“We’re really proud of our district for taking this step forward (and) proud of our staff for recognizing that this is a step toward sustainability,” BCS Board President Debbie Passno told the Press-Republican.
The Beekmantown Support Staff Supervisors Association also recently negotiated the switch to Plan B with a Health Reimbursement Agreement.
That three-year contract took effect July 1 and calls for a salary increase of 1.45 percent, plus $495 each year, which, Mannix noted, averages out to a similar increase to that granted in the Teachers and Support Staff agreements.
The district’s confidential and managerial employees are covered by Plan B, as well; though, their contracts have no Health Reimbursement Agreement.

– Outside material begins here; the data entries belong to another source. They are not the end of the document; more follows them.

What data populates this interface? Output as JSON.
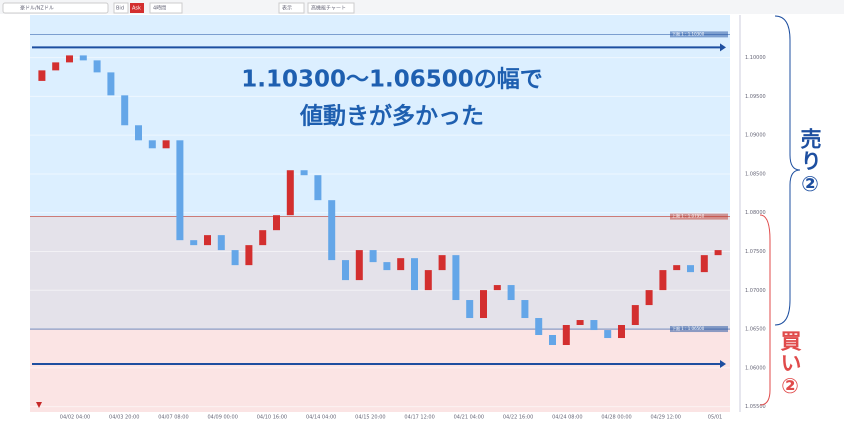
{
  "toolbar": {
    "pair": "豪ドル/NZドル",
    "bid": "Bid",
    "ask": "Ask",
    "period": "4時間",
    "view": "表示",
    "advanced": "高機能チャート"
  },
  "annotations": {
    "line1": "1.10300〜1.06500の幅で",
    "line2": "値動きが多かった",
    "sell": "売り②",
    "buy": "買い②"
  },
  "chart_data": {
    "type": "candlestick",
    "ylim": [
      1.0543,
      1.1055
    ],
    "yticks": [
      {
        "value": 1.1,
        "label": "1.10000"
      },
      {
        "value": 1.095,
        "label": "1.09500"
      },
      {
        "value": 1.09,
        "label": "1.09000"
      },
      {
        "value": 1.085,
        "label": "1.08500"
      },
      {
        "value": 1.08,
        "label": "1.08000"
      },
      {
        "value": 1.075,
        "label": "1.07500"
      },
      {
        "value": 1.07,
        "label": "1.07000"
      },
      {
        "value": 1.065,
        "label": "1.06500"
      },
      {
        "value": 1.06,
        "label": "1.06000"
      },
      {
        "value": 1.055,
        "label": "1.05500"
      }
    ],
    "x_labels": [
      "04/02 04:00",
      "04/03 20:00",
      "04/07 08:00",
      "04/09 00:00",
      "04/10 16:00",
      "04/14 04:00",
      "04/15 20:00",
      "04/17 12:00",
      "04/21 04:00",
      "04/22 16:00",
      "04/24 08:00",
      "04/28 00:00",
      "04/29 12:00",
      "05/01"
    ],
    "levels": [
      {
        "value": 1.103,
        "label": "下限 1 : 1.10300",
        "color": "#1e4fa0"
      },
      {
        "value": 1.0795,
        "label": "上限 1 : 1.07950",
        "color": "#c0392b"
      },
      {
        "value": 1.065,
        "label": "下限 1 : 1.06500",
        "color": "#1e4fa0"
      }
    ],
    "up_color": "#d32f2f",
    "down_color": "#64a6e8",
    "open": [
      1.097,
      1.09836,
      1.09939,
      1.10029,
      1.09965,
      1.0981,
      1.09514,
      1.09128,
      1.08934,
      1.08831,
      1.08934,
      1.07646,
      1.07582,
      1.07711,
      1.07518,
      1.07324,
      1.07582,
      1.07775,
      1.07968,
      1.08548,
      1.08484,
      1.08162,
      1.07389,
      1.07131,
      1.07518,
      1.07363,
      1.0726,
      1.07414,
      1.07002,
      1.0726,
      1.07453,
      1.06874,
      1.06642,
      1.07002,
      1.07067,
      1.06874,
      1.06642,
      1.06423,
      1.06294,
      1.06552,
      1.06616,
      1.06487,
      1.06384,
      1.06552,
      1.06809,
      1.07002,
      1.0726,
      1.07324,
      1.07234,
      1.07453
    ],
    "close": [
      1.09836,
      1.09939,
      1.10029,
      1.09965,
      1.0981,
      1.09514,
      1.09128,
      1.08934,
      1.08831,
      1.08934,
      1.07646,
      1.07582,
      1.07711,
      1.07518,
      1.07324,
      1.07582,
      1.07775,
      1.07968,
      1.08548,
      1.08484,
      1.08162,
      1.07389,
      1.07131,
      1.07518,
      1.07363,
      1.0726,
      1.07414,
      1.07002,
      1.0726,
      1.07453,
      1.06874,
      1.06642,
      1.07002,
      1.07067,
      1.06874,
      1.06642,
      1.06423,
      1.06294,
      1.06552,
      1.06616,
      1.06487,
      1.06384,
      1.06552,
      1.06809,
      1.07002,
      1.0726,
      1.07324,
      1.07234,
      1.07453,
      1.07518
    ]
  }
}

Collective bargaining for the Teachers and Support Staff associations began early this year, and both groups’ contracts expired on July 1; however, negotiations were in impasse at that time.
“They were long negotiation processes,” Mannix said.

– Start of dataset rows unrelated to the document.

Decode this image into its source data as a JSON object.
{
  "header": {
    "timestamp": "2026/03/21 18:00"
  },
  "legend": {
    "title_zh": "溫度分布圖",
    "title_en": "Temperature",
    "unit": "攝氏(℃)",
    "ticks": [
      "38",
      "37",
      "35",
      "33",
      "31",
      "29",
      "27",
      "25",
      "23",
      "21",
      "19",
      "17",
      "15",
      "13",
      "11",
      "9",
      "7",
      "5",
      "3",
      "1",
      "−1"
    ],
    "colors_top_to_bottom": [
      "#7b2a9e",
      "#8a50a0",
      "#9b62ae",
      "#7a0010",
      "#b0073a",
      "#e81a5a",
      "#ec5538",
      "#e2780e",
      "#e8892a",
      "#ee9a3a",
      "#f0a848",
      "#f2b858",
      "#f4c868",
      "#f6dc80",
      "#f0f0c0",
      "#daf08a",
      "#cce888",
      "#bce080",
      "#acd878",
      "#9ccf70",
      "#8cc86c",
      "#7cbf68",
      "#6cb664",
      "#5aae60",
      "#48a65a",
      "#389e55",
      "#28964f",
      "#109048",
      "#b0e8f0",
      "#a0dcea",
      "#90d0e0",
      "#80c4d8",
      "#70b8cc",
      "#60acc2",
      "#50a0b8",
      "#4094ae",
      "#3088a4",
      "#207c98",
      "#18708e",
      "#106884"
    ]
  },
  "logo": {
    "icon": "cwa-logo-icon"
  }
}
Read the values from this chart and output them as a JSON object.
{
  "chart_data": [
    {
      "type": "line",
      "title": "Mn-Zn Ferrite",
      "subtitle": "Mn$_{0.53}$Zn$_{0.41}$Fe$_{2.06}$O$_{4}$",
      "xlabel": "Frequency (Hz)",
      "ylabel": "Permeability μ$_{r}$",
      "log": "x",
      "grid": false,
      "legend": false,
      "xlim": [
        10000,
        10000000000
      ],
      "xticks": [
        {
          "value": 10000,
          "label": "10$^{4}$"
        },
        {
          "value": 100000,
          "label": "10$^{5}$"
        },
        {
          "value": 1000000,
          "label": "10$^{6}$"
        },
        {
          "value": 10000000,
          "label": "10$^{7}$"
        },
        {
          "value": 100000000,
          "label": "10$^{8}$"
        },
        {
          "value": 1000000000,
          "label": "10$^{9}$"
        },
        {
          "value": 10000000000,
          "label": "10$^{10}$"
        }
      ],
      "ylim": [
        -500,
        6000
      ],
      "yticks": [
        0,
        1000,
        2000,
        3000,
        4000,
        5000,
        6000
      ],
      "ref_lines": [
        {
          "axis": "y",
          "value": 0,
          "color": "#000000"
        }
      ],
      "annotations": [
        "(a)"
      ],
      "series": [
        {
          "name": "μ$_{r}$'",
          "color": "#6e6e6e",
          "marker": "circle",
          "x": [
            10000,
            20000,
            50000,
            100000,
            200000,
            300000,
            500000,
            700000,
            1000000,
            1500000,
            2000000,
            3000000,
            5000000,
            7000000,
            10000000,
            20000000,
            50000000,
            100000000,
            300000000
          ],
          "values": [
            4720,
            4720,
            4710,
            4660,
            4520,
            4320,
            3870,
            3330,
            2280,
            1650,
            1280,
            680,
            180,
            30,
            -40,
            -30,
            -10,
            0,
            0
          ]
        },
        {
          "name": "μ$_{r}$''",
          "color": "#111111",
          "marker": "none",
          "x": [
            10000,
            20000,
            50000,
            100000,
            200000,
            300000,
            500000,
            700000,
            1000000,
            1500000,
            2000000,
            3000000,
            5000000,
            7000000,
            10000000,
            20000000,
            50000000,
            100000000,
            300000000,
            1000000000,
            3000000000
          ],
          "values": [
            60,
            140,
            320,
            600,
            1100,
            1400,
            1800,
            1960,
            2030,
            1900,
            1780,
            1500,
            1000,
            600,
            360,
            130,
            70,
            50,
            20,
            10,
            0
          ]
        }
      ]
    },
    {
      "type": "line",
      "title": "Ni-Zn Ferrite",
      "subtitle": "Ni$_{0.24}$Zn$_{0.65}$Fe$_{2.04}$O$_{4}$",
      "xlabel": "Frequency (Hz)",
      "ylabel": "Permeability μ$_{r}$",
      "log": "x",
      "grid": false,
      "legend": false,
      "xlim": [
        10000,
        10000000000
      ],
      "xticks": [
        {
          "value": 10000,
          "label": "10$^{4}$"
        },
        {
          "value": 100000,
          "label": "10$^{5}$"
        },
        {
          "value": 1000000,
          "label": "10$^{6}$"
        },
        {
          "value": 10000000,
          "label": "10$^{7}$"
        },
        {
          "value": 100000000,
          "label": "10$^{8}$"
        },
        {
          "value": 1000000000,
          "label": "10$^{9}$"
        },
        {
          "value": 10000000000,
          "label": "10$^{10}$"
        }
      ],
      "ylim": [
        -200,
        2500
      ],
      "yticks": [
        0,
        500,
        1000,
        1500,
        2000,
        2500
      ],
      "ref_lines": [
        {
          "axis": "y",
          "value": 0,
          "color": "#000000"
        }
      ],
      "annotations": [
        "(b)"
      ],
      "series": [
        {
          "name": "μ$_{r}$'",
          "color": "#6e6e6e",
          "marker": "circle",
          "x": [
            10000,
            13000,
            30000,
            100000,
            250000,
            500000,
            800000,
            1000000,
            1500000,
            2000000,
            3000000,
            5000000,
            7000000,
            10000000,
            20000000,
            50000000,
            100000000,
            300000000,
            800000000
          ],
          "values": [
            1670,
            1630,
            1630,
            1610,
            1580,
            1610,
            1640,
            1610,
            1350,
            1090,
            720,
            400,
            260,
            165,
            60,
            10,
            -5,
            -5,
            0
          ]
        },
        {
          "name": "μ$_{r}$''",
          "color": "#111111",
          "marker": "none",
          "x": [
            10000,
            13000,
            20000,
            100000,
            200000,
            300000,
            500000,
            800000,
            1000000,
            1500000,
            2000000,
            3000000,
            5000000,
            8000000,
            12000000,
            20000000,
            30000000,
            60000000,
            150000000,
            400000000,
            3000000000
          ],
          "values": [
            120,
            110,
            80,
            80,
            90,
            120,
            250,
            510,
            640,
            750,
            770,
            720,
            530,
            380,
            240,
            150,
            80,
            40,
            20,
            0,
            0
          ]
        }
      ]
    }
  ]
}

In addition, the superintendent applauded the Teachers Association for making previous concessions, including a pay freeze last year that saved the district about $300,000.
CITY SCHOOL DISTRICT
Plan B has also been a topic of discussion among members of the Plattsburgh City School Board over the past several months.
At the urging of taxpayers, the board has been considering unilaterally switching the district’s Teachers Association and Civil Service Employees Association members from Plan A to the less costly plan.

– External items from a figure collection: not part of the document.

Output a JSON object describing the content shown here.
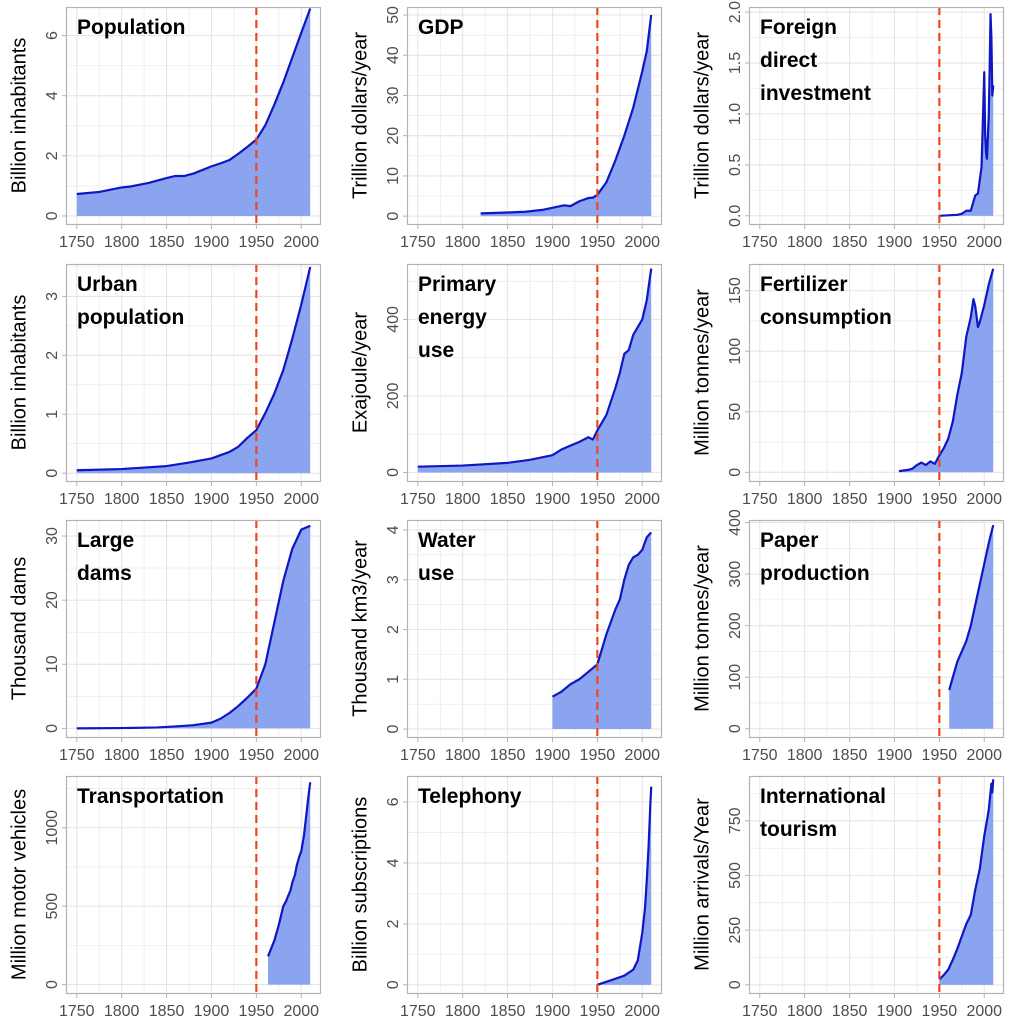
{
  "colors": {
    "fill": "#8ba4ef",
    "line": "#0f16c4",
    "reference_line": "#f0471e",
    "grid": "#e6e6e6",
    "panel_border": "#b3b3b3",
    "tick_text": "#4d4d4d"
  },
  "chart_data": [
    {
      "type": "area",
      "title": "Population",
      "ylabel": "Billion inhabitants",
      "xlim": [
        1738,
        2022
      ],
      "ylim": [
        -0.3,
        6.95
      ],
      "xticks": [
        1750,
        1800,
        1850,
        1900,
        1950,
        2000
      ],
      "yticks": [
        0,
        2,
        4,
        6
      ],
      "reference_x": 1950,
      "grid": true,
      "x": [
        1750,
        1775,
        1800,
        1810,
        1820,
        1830,
        1850,
        1860,
        1870,
        1880,
        1900,
        1910,
        1920,
        1930,
        1940,
        1950,
        1960,
        1970,
        1980,
        1990,
        2000,
        2010
      ],
      "y": [
        0.73,
        0.8,
        0.95,
        0.98,
        1.04,
        1.1,
        1.26,
        1.33,
        1.33,
        1.41,
        1.65,
        1.75,
        1.86,
        2.07,
        2.3,
        2.54,
        3.02,
        3.7,
        4.44,
        5.27,
        6.09,
        6.9
      ]
    },
    {
      "type": "area",
      "title": "GDP",
      "ylabel": "Trillion dollars/year",
      "xlim": [
        1738,
        2022
      ],
      "ylim": [
        -2.2,
        52
      ],
      "xticks": [
        1750,
        1800,
        1850,
        1900,
        1950,
        2000
      ],
      "yticks": [
        0,
        10,
        20,
        30,
        40,
        50
      ],
      "reference_x": 1950,
      "grid": true,
      "x": [
        1820,
        1850,
        1870,
        1890,
        1913,
        1920,
        1930,
        1940,
        1945,
        1950,
        1960,
        1970,
        1980,
        1990,
        2000,
        2005,
        2010
      ],
      "y": [
        0.7,
        0.9,
        1.1,
        1.6,
        2.7,
        2.5,
        3.7,
        4.5,
        4.6,
        5.3,
        8.4,
        13.8,
        20.0,
        27.0,
        36.0,
        41.0,
        50.0
      ]
    },
    {
      "type": "area",
      "title": "Foreign\ndirect\ninvestment",
      "ylabel": "Trillion dollars/year",
      "xlim": [
        1738,
        2022
      ],
      "ylim": [
        -0.09,
        2.05
      ],
      "xticks": [
        1750,
        1800,
        1850,
        1900,
        1950,
        2000
      ],
      "yticks": [
        0.0,
        0.5,
        1.0,
        1.5,
        2.0
      ],
      "reference_x": 1950,
      "grid": true,
      "x": [
        1950,
        1970,
        1975,
        1980,
        1985,
        1990,
        1993,
        1997,
        1999,
        2000,
        2001,
        2002,
        2003,
        2005,
        2006,
        2007,
        2008,
        2009,
        2010
      ],
      "y": [
        0.0,
        0.01,
        0.02,
        0.05,
        0.05,
        0.2,
        0.22,
        0.48,
        1.1,
        1.41,
        0.8,
        0.63,
        0.56,
        0.98,
        1.42,
        1.98,
        1.74,
        1.18,
        1.28
      ]
    },
    {
      "type": "area",
      "title": "Urban\npopulation",
      "ylabel": "Billion inhabitants",
      "xlim": [
        1738,
        2022
      ],
      "ylim": [
        -0.15,
        3.55
      ],
      "xticks": [
        1750,
        1800,
        1850,
        1900,
        1950,
        2000
      ],
      "yticks": [
        0,
        1,
        2,
        3
      ],
      "reference_x": 1950,
      "grid": true,
      "x": [
        1750,
        1800,
        1850,
        1875,
        1900,
        1920,
        1930,
        1940,
        1950,
        1960,
        1970,
        1980,
        1990,
        2000,
        2010
      ],
      "y": [
        0.05,
        0.07,
        0.12,
        0.18,
        0.25,
        0.36,
        0.45,
        0.6,
        0.73,
        1.02,
        1.35,
        1.75,
        2.28,
        2.86,
        3.5
      ]
    },
    {
      "type": "area",
      "title": "Primary\nenergy\nuse",
      "ylabel": "Exajoule/year",
      "xlim": [
        1738,
        2022
      ],
      "ylim": [
        -25,
        545
      ],
      "xticks": [
        1750,
        1800,
        1850,
        1900,
        1950,
        2000
      ],
      "yticks": [
        0,
        200,
        400
      ],
      "reference_x": 1950,
      "grid": true,
      "x": [
        1750,
        1800,
        1850,
        1875,
        1900,
        1910,
        1920,
        1930,
        1940,
        1945,
        1950,
        1960,
        1970,
        1975,
        1980,
        1985,
        1990,
        2000,
        2005,
        2010
      ],
      "y": [
        15,
        18,
        25,
        33,
        45,
        60,
        70,
        80,
        92,
        86,
        110,
        150,
        220,
        260,
        310,
        320,
        360,
        400,
        450,
        533
      ]
    },
    {
      "type": "area",
      "title": "Fertilizer\nconsumption",
      "ylabel": "Million tonnes/year",
      "xlim": [
        1738,
        2022
      ],
      "ylim": [
        -8,
        172
      ],
      "xticks": [
        1750,
        1800,
        1850,
        1900,
        1950,
        2000
      ],
      "yticks": [
        0,
        50,
        100,
        150
      ],
      "reference_x": 1950,
      "grid": true,
      "x": [
        1905,
        1915,
        1920,
        1925,
        1930,
        1935,
        1940,
        1945,
        1950,
        1955,
        1960,
        1965,
        1970,
        1975,
        1980,
        1985,
        1988,
        1990,
        1993,
        1995,
        2000,
        2005,
        2008,
        2010
      ],
      "y": [
        1,
        2,
        3,
        6,
        8,
        6,
        9,
        7,
        14,
        20,
        28,
        42,
        64,
        82,
        112,
        128,
        143,
        137,
        120,
        124,
        138,
        155,
        163,
        168
      ]
    },
    {
      "type": "area",
      "title": "Large\ndams",
      "ylabel": "Thousand dams",
      "xlim": [
        1738,
        2022
      ],
      "ylim": [
        -1.5,
        32.5
      ],
      "xticks": [
        1750,
        1800,
        1850,
        1900,
        1950,
        2000
      ],
      "yticks": [
        0,
        10,
        20,
        30
      ],
      "reference_x": 1950,
      "grid": true,
      "x": [
        1750,
        1800,
        1840,
        1860,
        1880,
        1900,
        1910,
        1920,
        1930,
        1940,
        1950,
        1960,
        1970,
        1980,
        1990,
        2000,
        2010
      ],
      "y": [
        0.0,
        0.05,
        0.15,
        0.3,
        0.5,
        0.9,
        1.5,
        2.4,
        3.5,
        4.8,
        6.2,
        10.0,
        16.5,
        23.0,
        28.0,
        31.0,
        31.6
      ]
    },
    {
      "type": "area",
      "title": "Water\nuse",
      "ylabel": "Thousand km3/year",
      "xlim": [
        1738,
        2022
      ],
      "ylim": [
        -0.18,
        4.2
      ],
      "xticks": [
        1750,
        1800,
        1850,
        1900,
        1950,
        2000
      ],
      "yticks": [
        0,
        1,
        2,
        3,
        4
      ],
      "reference_x": 1950,
      "grid": true,
      "x": [
        1900,
        1910,
        1920,
        1930,
        1940,
        1950,
        1960,
        1970,
        1975,
        1980,
        1985,
        1990,
        1995,
        2000,
        2005,
        2010
      ],
      "y": [
        0.65,
        0.75,
        0.9,
        1.0,
        1.15,
        1.3,
        1.9,
        2.4,
        2.6,
        3.0,
        3.3,
        3.45,
        3.5,
        3.6,
        3.85,
        3.95
      ]
    },
    {
      "type": "area",
      "title": "Paper\nproduction",
      "ylabel": "Million tonnes/year",
      "xlim": [
        1738,
        2022
      ],
      "ylim": [
        -18,
        405
      ],
      "xticks": [
        1750,
        1800,
        1850,
        1900,
        1950,
        2000
      ],
      "yticks": [
        0,
        100,
        200,
        300,
        400
      ],
      "reference_x": 1950,
      "grid": true,
      "x": [
        1961,
        1965,
        1970,
        1975,
        1980,
        1985,
        1990,
        1995,
        2000,
        2005,
        2010
      ],
      "y": [
        75,
        100,
        130,
        150,
        170,
        200,
        240,
        280,
        320,
        360,
        395
      ]
    },
    {
      "type": "area",
      "title": "Transportation",
      "ylabel": "Million motor vehicles",
      "xlim": [
        1738,
        2022
      ],
      "ylim": [
        -60,
        1330
      ],
      "xticks": [
        1750,
        1800,
        1850,
        1900,
        1950,
        2000
      ],
      "yticks": [
        0,
        500,
        1000
      ],
      "reference_x": 1950,
      "grid": true,
      "x": [
        1963,
        1970,
        1975,
        1980,
        1983,
        1985,
        1988,
        1990,
        1993,
        1995,
        1998,
        2000,
        2003,
        2005,
        2008,
        2010
      ],
      "y": [
        180,
        280,
        380,
        500,
        530,
        560,
        600,
        650,
        700,
        760,
        820,
        850,
        950,
        1050,
        1200,
        1290
      ]
    },
    {
      "type": "area",
      "title": "Telephony",
      "ylabel": "Billion subscriptions",
      "xlim": [
        1738,
        2022
      ],
      "ylim": [
        -0.3,
        6.85
      ],
      "xticks": [
        1750,
        1800,
        1850,
        1900,
        1950,
        2000
      ],
      "yticks": [
        0,
        2,
        4,
        6
      ],
      "reference_x": 1950,
      "grid": true,
      "x": [
        1950,
        1960,
        1970,
        1980,
        1990,
        1995,
        2000,
        2003,
        2005,
        2007,
        2008,
        2009,
        2010
      ],
      "y": [
        0.0,
        0.1,
        0.2,
        0.3,
        0.5,
        0.8,
        1.7,
        2.5,
        3.4,
        4.5,
        5.2,
        5.9,
        6.5
      ]
    },
    {
      "type": "area",
      "title": "International\ntourism",
      "ylabel": "Million arrivals/Year",
      "xlim": [
        1738,
        2022
      ],
      "ylim": [
        -42,
        955
      ],
      "xticks": [
        1750,
        1800,
        1850,
        1900,
        1950,
        2000
      ],
      "yticks": [
        0,
        250,
        500,
        750
      ],
      "reference_x": 1950,
      "grid": true,
      "x": [
        1950,
        1955,
        1960,
        1965,
        1970,
        1975,
        1980,
        1985,
        1990,
        1995,
        2000,
        2005,
        2008,
        2009,
        2010
      ],
      "y": [
        25,
        45,
        70,
        115,
        165,
        222,
        278,
        320,
        435,
        530,
        680,
        800,
        920,
        880,
        940
      ]
    }
  ]
}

Some City School Board members have shown public support for the switch, while others have spoken out against it; however, no action has been taken on the matter.
Though both unions’ contracts allow the board to swap plans unilaterally, representatives from the Plattsburgh Teachers Association have publicly asked that the matter be negotiated.
The City School estimates that switching all active teachers and CSEA members to Plan B would save the district $580,543 annually.
By making the move, Mannix noted, Beekmantown Central’s unions are continuing to lead the way in Clinton County.
“This is really monumental,” he said.